SENECA FALLS — For the second time, Federal District Court Judge Charles Siragusa has ruled that Seneca County cannot foreclose on tax-delinquent properties of the Cayuga Nation.

And, also for the second time, Seneca County will appeal that ruling to the 2nd Circuit Court of Appeals in Manhattan.

In his first ruling, which was issued in 2015, Siracusa granted the Cayugas’ request for a preliminary injunction prohibiting the county from foreclosing on several tribe-owned properties in Seneca Falls. County officials claimed the U.S. Supreme Court, in City of Sherrill v. Oneida Indian Nation of New York, ruled the Cayugas do not have a federally recognized sovereign reservation and, until that happens, must pay local taxes.

Siragusa said while the taxes indeed may be due, the tribe’s sovereign immunity from litigation prohibits the foreclosures.

The 2nd Circuit Court of Appeals upheld Siragusa’s 2015 ruling. The county’s former law firm, Harris Beach, missed a key deadline, negating its hope of having the case go before the Supreme Court. As a result, the matter was referred back to Siragusa for a decision on the Cayugas’ motion for summary judgement.

Oral arguments happened Thursday. Siragusa ruled on Friday.

“The judge also preserved the Nation’s claims under the 1790 Indian Non-Intercourse Act, a statute that requires that any sale of Indian lands be made by treaty, the 1794 Treaty of Canandaigua, the Indian Commerce Clause of the Constitution and state laws which exempt any property within an Indian reservation from taxation,” Cayuga Nation leader Clint Halftown said in a written statement following Friday’s decision. “The judge’s decision recognizes rights of our people over our reservation lands that were made into law over two hundred years ago and are still the law today. Only Congress can disestablish a reservation.”

Seneca County Attorney Frank Fisher said Siragusa’s ruling was not a surprise.

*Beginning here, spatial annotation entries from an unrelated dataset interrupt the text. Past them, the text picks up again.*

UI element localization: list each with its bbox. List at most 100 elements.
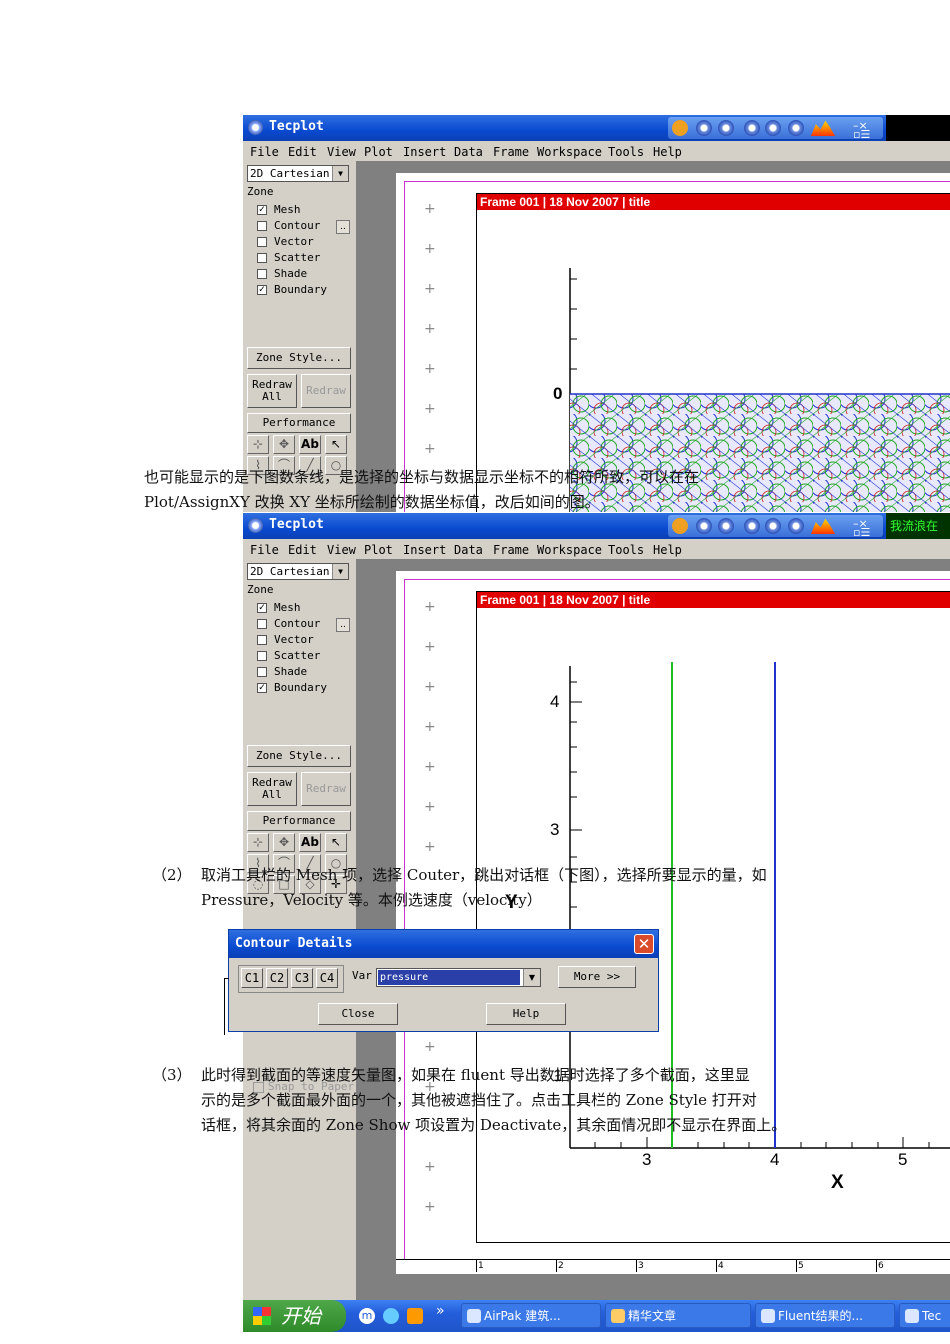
quicklaunch-m-icon[interactable]: m (359, 1308, 375, 1324)
title-bar: Tecplot –× ▫☰ (243, 115, 950, 141)
select-arrow-icon[interactable]: ↖ (325, 435, 347, 454)
text-tool-button[interactable]: Ab (299, 833, 321, 852)
redraw-all-button[interactable]: Redraw All (247, 374, 297, 408)
zone-style-button[interactable]: Zone Style... (247, 347, 351, 369)
menu-view[interactable]: View (327, 145, 356, 159)
plot-type-value: 2D Cartesian (250, 565, 330, 578)
menu-view[interactable]: View (327, 543, 356, 557)
menu-data[interactable]: Data (454, 543, 483, 557)
zone-style-button[interactable]: Zone Style... (247, 745, 351, 767)
messenger-icon[interactable] (407, 1308, 423, 1324)
contour-checkbox[interactable] (257, 619, 267, 629)
chevron-down-icon[interactable]: ▼ (523, 969, 540, 986)
volume-icon[interactable] (788, 120, 804, 136)
more-button[interactable]: More >> (558, 966, 636, 988)
vector-checkbox[interactable] (257, 635, 267, 645)
select-arrow-icon[interactable]: ↖ (325, 833, 347, 852)
menu-frame[interactable]: Frame (493, 145, 529, 159)
chevron-down-icon[interactable]: ▼ (332, 564, 348, 579)
shade-label: Shade (274, 267, 308, 280)
paragraph-1-line-2: Plot/AssignXY 改换 XY 坐标所绘制的数据坐标值，改后如间的图。 (144, 493, 600, 511)
zoom-icon[interactable]: ⊹ (247, 833, 269, 852)
tab-c3[interactable]: C3 (291, 968, 313, 988)
scatter-checkbox[interactable] (257, 651, 267, 661)
menu-insert[interactable]: Insert (403, 145, 446, 159)
help-button[interactable]: Help (486, 1003, 566, 1025)
zoom-icon[interactable]: ⊹ (247, 435, 269, 454)
window-controls-icon[interactable]: –× ▫☰ (853, 120, 877, 140)
previous-icon[interactable] (744, 518, 760, 534)
ruler-label: 6 (878, 1261, 884, 1271)
redraw-all-button[interactable]: Redraw All (247, 772, 297, 806)
menu-workspace[interactable]: Workspace (537, 543, 602, 557)
stop-icon[interactable] (718, 120, 734, 136)
contour-group-tabs: C1 C2 C3 C4 (238, 965, 344, 993)
menu-workspace[interactable]: Workspace (537, 145, 602, 159)
redraw-button[interactable]: Redraw (301, 374, 351, 408)
task-airpak[interactable]: AirPak 建筑... (461, 1303, 601, 1328)
workspace: + + + + + + + Frame 001 | 18 Nov 2007 | … (356, 161, 950, 512)
step-2-line-2: Pressure，Velocity 等。本例选速度（velocity） (201, 891, 542, 909)
stop-icon[interactable] (718, 518, 734, 534)
plot-frame[interactable]: Frame 001 | 18 Nov 2007 | title (476, 591, 950, 1243)
mesh-region (570, 394, 950, 512)
chevron-icon[interactable]: » (436, 1303, 445, 1319)
translate-icon[interactable]: ✥ (273, 435, 295, 454)
menu-tools[interactable]: Tools (608, 543, 644, 557)
menu-insert[interactable]: Insert (403, 543, 446, 557)
ruler-label: 2 (558, 1261, 564, 1271)
menu-plot[interactable]: Plot (364, 543, 393, 557)
scatter-checkbox[interactable] (257, 253, 267, 263)
translate-icon[interactable]: ✥ (273, 833, 295, 852)
menu-file[interactable]: File (250, 145, 279, 159)
performance-button[interactable]: Performance (247, 413, 351, 433)
close-icon[interactable]: ✕ (634, 934, 654, 954)
contour-details-button[interactable]: .. (336, 220, 350, 234)
menu-edit[interactable]: Edit (288, 543, 317, 557)
tab-c1[interactable]: C1 (241, 968, 263, 988)
volume-icon[interactable] (788, 518, 804, 534)
menu-data[interactable]: Data (454, 145, 483, 159)
text-tool-button[interactable]: Ab (299, 435, 321, 454)
pause-icon[interactable] (696, 120, 712, 136)
menu-help[interactable]: Help (653, 543, 682, 557)
mesh-checkbox[interactable]: ✓ (257, 603, 267, 613)
ruler-label: 5 (798, 1261, 804, 1271)
previous-icon[interactable] (744, 120, 760, 136)
shade-checkbox[interactable] (257, 269, 267, 279)
boundary-checkbox[interactable]: ✓ (257, 285, 267, 295)
browser-icon[interactable] (383, 1308, 399, 1324)
menu-frame[interactable]: Frame (493, 543, 529, 557)
menu-file[interactable]: File (250, 543, 279, 557)
chevron-down-icon[interactable]: ▼ (332, 166, 348, 181)
task-tecplot[interactable]: Tec (899, 1303, 950, 1328)
task-folder[interactable]: 精华文章 (605, 1303, 751, 1328)
close-button[interactable]: Close (318, 1003, 398, 1025)
next-icon[interactable] (765, 120, 781, 136)
plot-type-select[interactable]: 2D Cartesian ▼ (247, 563, 349, 580)
contour-details-button[interactable]: .. (336, 618, 350, 632)
tab-c2[interactable]: C2 (266, 968, 288, 988)
boundary-label: Boundary (274, 681, 327, 694)
start-button[interactable]: 开始 (243, 1300, 346, 1332)
contour-label: Contour (274, 219, 321, 232)
menu-edit[interactable]: Edit (288, 145, 317, 159)
var-select[interactable]: pressure ▼ (376, 968, 541, 987)
tab-c4[interactable]: C4 (316, 968, 338, 988)
contour-checkbox[interactable] (257, 221, 267, 231)
mesh-checkbox[interactable]: ✓ (257, 205, 267, 215)
task-word[interactable]: Fluent结果的... (755, 1303, 895, 1328)
pause-icon[interactable] (696, 518, 712, 534)
menu-help[interactable]: Help (653, 145, 682, 159)
shade-checkbox[interactable] (257, 667, 267, 677)
taskbar: 开始 m » AirPak 建筑... 精华文章 Fluent结果的... Te… (243, 1300, 950, 1332)
boundary-checkbox[interactable]: ✓ (257, 683, 267, 693)
redraw-button[interactable]: Redraw (301, 772, 351, 806)
menu-plot[interactable]: Plot (364, 145, 393, 159)
window-controls-icon[interactable]: –× ▫☰ (853, 518, 877, 538)
plot-type-select[interactable]: 2D Cartesian ▼ (247, 165, 349, 182)
vector-checkbox[interactable] (257, 237, 267, 247)
performance-button[interactable]: Performance (247, 811, 351, 831)
next-icon[interactable] (765, 518, 781, 534)
menu-tools[interactable]: Tools (608, 145, 644, 159)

“This is what we expected and figured would happen,” Fisher said. “The issues haven’t changed from Judge Siragusa’s first decision, and now that he’s ruled, we can go to the appeals court and eventually to the Supreme Court, where it needs to go.

“We just want justice for the taxpayers. The law says the Cayugas owe those property taxes. The issue is how to enforce collection in light of their sovereignty claims.”

Fisher said he expects the appellate court to uphold Siragusa’s decision.

“We either need to go to the Supreme Court for a ruling in our favor, or Congress can do something about this issue,” Fisher stated. “It’s a serious issue. The (Cayuga Nation) is not a super sovereign tribe that can ignore the law. The judge’s ruling was appropriate in the context of the status of the law today. We have to move forward to get to the Supreme Court.”

The Cayugas have bought roughly 1,200 acres of land from willing sellers since 2003, mostly in Cayuga County. They have filed an application to put 129 acres of that property into tax-exempt federal trust. A decision on that application is pending.